La gobernadora de Iowa, Kim Reynolds, convocó una sesión legislativa especial el miércoles que, según dijo, se dedicaría exclusivamente a promulgar una «legislación pro-vida».
El gobernador republicano anuncio se produce semanas después de que la Corte Suprema de Iowa emitiera una decisión dividida sobre la prohibición del aborto de seis semanas que propuso en 2018. La decisión permitió que el aborto siguiera siendo legal hasta alrededor de la semana 20 de embarazo.
Reynolds dijo el miércoles que la sesión se reuniría el 11 de julio y sugirió que ella y la legislatura controlada por el Partido Republicano probablemente codificarían restricciones de aborto más estrictas.
«La gente de Iowa eligió representantes preparados para defender los derechos de los no nacidos y, al hacerlo, votaron con fuerza por los principios pro-vida y en contra de la destrucción arbitraria de vidas inocentes e indefensas», dijo Reynolds en un comunicado.

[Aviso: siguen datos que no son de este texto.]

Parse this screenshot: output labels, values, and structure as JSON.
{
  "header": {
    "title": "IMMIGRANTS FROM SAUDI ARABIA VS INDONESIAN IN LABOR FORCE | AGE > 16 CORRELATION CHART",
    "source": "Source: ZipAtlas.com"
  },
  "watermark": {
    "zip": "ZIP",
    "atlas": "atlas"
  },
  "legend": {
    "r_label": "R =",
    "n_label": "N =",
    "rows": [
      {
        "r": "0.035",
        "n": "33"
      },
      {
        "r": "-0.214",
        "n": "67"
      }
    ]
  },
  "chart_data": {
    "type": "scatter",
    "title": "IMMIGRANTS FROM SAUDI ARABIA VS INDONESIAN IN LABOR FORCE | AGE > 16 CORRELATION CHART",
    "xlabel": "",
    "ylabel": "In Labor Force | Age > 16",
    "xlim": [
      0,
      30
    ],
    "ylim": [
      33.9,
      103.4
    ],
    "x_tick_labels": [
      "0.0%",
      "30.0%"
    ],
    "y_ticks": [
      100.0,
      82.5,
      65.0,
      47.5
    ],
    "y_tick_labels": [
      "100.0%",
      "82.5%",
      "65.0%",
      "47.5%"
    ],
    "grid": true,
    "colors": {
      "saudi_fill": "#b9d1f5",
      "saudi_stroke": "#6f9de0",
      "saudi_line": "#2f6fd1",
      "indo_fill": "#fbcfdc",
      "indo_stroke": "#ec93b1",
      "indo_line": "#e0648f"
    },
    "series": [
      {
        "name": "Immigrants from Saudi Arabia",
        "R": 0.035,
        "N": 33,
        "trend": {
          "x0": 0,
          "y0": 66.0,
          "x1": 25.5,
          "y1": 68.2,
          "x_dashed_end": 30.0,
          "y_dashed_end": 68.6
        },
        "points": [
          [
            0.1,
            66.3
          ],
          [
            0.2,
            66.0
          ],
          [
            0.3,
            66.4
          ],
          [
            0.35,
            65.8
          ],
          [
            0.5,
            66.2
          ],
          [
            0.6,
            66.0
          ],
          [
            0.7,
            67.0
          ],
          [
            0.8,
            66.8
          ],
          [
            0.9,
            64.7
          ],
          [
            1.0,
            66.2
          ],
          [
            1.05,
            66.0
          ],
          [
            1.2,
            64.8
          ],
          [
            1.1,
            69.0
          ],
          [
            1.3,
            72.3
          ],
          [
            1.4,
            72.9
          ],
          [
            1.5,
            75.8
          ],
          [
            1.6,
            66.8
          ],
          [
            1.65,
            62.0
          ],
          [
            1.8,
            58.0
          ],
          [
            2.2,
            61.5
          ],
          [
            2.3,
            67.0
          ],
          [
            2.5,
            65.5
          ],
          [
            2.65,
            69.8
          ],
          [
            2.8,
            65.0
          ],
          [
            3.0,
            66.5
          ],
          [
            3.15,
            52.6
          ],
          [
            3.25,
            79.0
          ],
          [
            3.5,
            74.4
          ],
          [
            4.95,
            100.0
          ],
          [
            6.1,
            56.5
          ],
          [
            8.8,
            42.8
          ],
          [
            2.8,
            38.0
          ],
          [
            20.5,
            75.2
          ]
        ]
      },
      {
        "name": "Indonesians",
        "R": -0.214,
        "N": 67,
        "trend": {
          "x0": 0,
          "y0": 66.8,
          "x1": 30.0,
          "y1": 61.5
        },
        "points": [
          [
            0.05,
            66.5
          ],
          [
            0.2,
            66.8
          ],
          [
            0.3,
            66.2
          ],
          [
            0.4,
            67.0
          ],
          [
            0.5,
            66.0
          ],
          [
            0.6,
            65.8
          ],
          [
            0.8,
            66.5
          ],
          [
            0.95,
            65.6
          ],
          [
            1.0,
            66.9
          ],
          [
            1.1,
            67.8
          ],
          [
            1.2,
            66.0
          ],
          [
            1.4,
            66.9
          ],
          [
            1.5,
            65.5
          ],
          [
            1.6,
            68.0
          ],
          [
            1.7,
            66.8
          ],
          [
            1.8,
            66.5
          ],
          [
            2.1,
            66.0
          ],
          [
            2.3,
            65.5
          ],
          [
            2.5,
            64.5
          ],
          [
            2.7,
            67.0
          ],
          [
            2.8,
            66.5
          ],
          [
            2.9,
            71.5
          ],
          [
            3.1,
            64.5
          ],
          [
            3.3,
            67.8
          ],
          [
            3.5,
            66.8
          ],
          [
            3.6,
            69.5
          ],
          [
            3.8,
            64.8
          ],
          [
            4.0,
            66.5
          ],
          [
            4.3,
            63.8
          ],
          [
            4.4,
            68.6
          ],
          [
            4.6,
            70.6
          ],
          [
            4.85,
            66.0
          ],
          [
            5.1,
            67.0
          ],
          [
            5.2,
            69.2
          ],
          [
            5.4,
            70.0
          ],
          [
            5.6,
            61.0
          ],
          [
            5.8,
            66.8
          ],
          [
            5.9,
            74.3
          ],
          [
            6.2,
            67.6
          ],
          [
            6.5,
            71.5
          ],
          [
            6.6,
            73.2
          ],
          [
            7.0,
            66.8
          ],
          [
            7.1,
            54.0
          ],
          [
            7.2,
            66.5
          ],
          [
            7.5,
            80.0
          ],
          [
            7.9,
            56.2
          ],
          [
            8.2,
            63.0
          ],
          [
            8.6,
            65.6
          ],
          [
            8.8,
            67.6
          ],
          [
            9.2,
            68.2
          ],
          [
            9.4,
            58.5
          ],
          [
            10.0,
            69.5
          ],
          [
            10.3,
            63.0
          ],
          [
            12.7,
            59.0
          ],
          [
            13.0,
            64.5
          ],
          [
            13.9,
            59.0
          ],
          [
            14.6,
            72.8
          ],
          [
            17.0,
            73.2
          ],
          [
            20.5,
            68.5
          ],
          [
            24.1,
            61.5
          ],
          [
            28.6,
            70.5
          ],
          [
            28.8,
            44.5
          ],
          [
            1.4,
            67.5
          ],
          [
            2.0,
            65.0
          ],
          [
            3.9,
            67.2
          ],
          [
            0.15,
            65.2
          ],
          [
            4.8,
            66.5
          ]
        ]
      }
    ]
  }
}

Refiriéndose a la decisión dividida del Tribunal Superior del estado, Reynolds agregó que «esta falta de acción ignora la voluntad de los votantes y legisladores de Iowa que no descansarán hasta que los niños por nacer no estén protegidos por la ley».
«Creo que el movimiento pro-vida es la causa de derechos humanos más importante de nuestro tiempo», dijo.
Es probable que la forma en que proceda la legislatura de Iowa tenga ramificaciones más amplias en la política nacional. Dado que Iowa será el primer estado en celebrar caucus republicanos para la carrera presidencial de 2024, a los candidatos republicanos que ya están asaltando el estado se les pedirá su opinión sobre las nuevas restricciones propuestas.
Dependiendo de lo que proponga la Legislatura, eso podría resultar difícil para los republicanos, quienes a menudo han tenido problemas para hablar con los votantes sobre el derecho al aborto en el año transcurrido desde la decisión suprema de la corte Dobbs.
El fallo de 3-3 de la Corte Suprema de Iowa el mes pasado significó que el Tribunal Superior no alcanzó la mayoría para decidir si anular un fallo de un tribunal inferior que bloqueaba los esfuerzos de Reynolds para restaurar la prohibición del aborto de seis semanas en 2018.
Este llamado «proyecto de ley de latidos del corazón» prohibió los abortos en el estado en la sexta semana de embarazo o cuando, en algunos casos, se puede escuchar por primera vez un pulso fetal en una ecografía.
Si bien muchos estados han promulgado prohibiciones de seis semanas en el año transcurrido desde que la Corte Suprema de los Estados Unidos anuló Roe v. Wade, la ley de Iowa de 2018 fue la más restrictiva en los Estados Unidos en ese momento.